Chapter Twenty-Three
Half an hour later Maddy, Clara and Ben were back in the Jeep, on their way home to Seattle. Maddy was curled up in the back seat, dozing. After she’d spoken to the sheriff and the detectives from Seattle and had told them everything she knew, which wasn’t much, she told everybody that she just wanted to go home. Carlisle and Kincaid said they’d check in with her later that night and come talk to her in the morning.
“For now, Miss Gardner, don’t tell anyone you’re home,” Kincaid had told her gently. But the insinuation was clear and disturbing; he meant Michelle and Eddie and anyone else who might want to do her harm.
Now Carlisle, Kincaid and Sheriff Harley stood on the gravel drive of Eddie and Michelle Perkins’s country house. The wood on the north side of the property was bright as day with portable floodlights and flashbulbs going off every few seconds. The normally peaceful Pacific Northwest forest looked like a scene from the X-Files. The detectives followed Sheriff Harley about a thousand feet into the forest, where two large wooden doors opened to a hole in the earth.

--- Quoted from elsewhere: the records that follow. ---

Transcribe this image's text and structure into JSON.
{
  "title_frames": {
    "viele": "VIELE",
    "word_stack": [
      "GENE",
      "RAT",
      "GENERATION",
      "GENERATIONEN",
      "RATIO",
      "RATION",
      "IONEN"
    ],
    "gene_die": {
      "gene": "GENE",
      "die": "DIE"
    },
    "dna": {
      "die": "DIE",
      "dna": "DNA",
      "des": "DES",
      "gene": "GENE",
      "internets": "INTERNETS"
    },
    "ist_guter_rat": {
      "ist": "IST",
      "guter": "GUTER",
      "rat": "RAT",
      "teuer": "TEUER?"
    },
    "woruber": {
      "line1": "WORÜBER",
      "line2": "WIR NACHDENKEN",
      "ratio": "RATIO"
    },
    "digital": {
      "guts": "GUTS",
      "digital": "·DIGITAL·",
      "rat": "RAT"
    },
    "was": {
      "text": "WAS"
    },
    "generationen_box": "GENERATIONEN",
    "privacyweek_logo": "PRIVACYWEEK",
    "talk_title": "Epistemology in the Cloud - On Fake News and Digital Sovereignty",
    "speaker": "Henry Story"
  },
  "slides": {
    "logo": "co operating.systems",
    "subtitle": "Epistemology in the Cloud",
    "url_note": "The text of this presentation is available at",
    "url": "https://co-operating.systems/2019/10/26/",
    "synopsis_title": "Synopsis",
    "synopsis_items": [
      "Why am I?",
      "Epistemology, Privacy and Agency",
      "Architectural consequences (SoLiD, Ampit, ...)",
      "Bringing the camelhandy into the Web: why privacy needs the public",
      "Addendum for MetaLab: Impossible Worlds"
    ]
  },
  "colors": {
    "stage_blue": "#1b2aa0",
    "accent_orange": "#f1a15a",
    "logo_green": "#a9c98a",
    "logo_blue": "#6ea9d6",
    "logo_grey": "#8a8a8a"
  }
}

Investigators had placed two aluminum ladders in the cellar and lit the place up like a warehouse. One technician was passing up evidence bags when Carlisle and Kincaid ap
proached. The sheriff took one of the bags and peered through the plastic. “This must be the toolbox lid she used to break the chain.” It was mangled and covered in Maddy’s blood.
Another technician walked over. “We’ve got no fingerprints except the victim’s and her friends’, not even on the hardware. The handles on the door are brand new, probably put there for this purpose. She was shackled to one of the support poles down there with a six-foot, quarter-inch chain. The chain itself has been used for heavy work, maybe towing, and it was already damaged or she would never have been able to get it open. But even untethered she couldn’t have gotten out of there on her own.” Another load of evidence bags appeared from the mouth of the cellar. The tech pointed. “She had plenty of dry food – probably nothing a gourmet chef wants to eat, but enough to last another week. Water is another story. There are still several unopened jugs of distilled water, but they show signs of tampering. We found puncture marks in the plastic lids. The perpetrator could have laced the water with a mild sedative to keep the victim mellow. Or arsenic to kill her slowly. Who knows.” He shook his head in disgust and went back to overseeing the collection of evidence.
“I want to go down there,” said Carlisle.
“All right,” said the sheriff and pointed toward the ladder.
She removed her blazer, exposing the leather shoulder holster on her left side, and draped it over an errant sawhorse meant to erect another evidence table if needed. Carlisle looked expectantly at her partner, who obligingly removed his own suit coat and followed her down the ladder.